The Friends of Wireless Hill have an agreement with the City of Melville that the Friends will manage the area of best condition bush land at Wireless Hill (Bush Forever site 336) by hand weeding. This area covers almost 7 hectares and includes the Wildflower Walk with a great diversity of orchids and native herbs. Since 2010 the Friends have paid skilled bush care contractors to assist us with this hand weeding. We have had grants from the Swan Alcoa Landcare Program, the DEC Environmental Community Grants and the Commonwealth Caring for our Country program to undertake this work, generally paying for two workers for six hours (one day) per fortnight.
Recently the City of Melville agreed to extend the no-spray area to include the area between the Wildflower Walk and the Council offices. The Friends will manage this area by to be hand weeding. This area is valuable as it was the only part of the bushland not totally cleared when the Wireless Station was built in 1912 and still has some reasonably large trees as well as pink fairy orchids which have become scarce in the Park in recent years.
The Friends applied for a grant through the City of Melville’s Community Partnership Funding to pay for fortnightly weeding of this area over the next year. We are pleased to hear we have been successful and the City of Melville has provided almost $11,000 (including GST) for this project. Having paid professionals to assist our volunteers makes a huge difference to the rate at which we can remove weeds and allow regeneration of the native flora to begin. We are grateful for the support of the City of Melville in this project. The weeding will be undertaken by Tracy Evans and John Maliunas from SERCUL (South East Regional Centre for Urban Landcare).

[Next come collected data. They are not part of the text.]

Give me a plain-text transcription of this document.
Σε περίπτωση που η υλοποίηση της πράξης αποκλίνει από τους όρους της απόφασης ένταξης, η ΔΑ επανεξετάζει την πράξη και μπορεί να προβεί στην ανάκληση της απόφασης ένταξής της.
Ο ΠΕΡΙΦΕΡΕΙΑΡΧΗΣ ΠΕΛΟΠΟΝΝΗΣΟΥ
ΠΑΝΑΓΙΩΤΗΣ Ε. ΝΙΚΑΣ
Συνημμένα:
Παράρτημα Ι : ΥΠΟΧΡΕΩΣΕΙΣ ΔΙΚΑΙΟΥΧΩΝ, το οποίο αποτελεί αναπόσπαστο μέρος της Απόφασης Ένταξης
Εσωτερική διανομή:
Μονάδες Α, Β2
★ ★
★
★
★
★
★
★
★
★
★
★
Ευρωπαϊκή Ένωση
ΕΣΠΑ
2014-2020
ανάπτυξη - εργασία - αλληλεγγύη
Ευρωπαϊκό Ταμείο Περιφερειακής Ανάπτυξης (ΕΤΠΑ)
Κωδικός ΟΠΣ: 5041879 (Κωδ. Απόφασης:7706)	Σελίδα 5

Of course all urban bushland will need to be constantly defended for threats such as weeds, feral animals and arson, but our experience is that once the native plants are able to fill the gaps left by weeding it is difficult for weeds to reinvade. The practice of removing the weeds from the bush rather than leaving them to decompose on the soil is also beneficial in preventing the ready access to nutrients that enhances weed growth.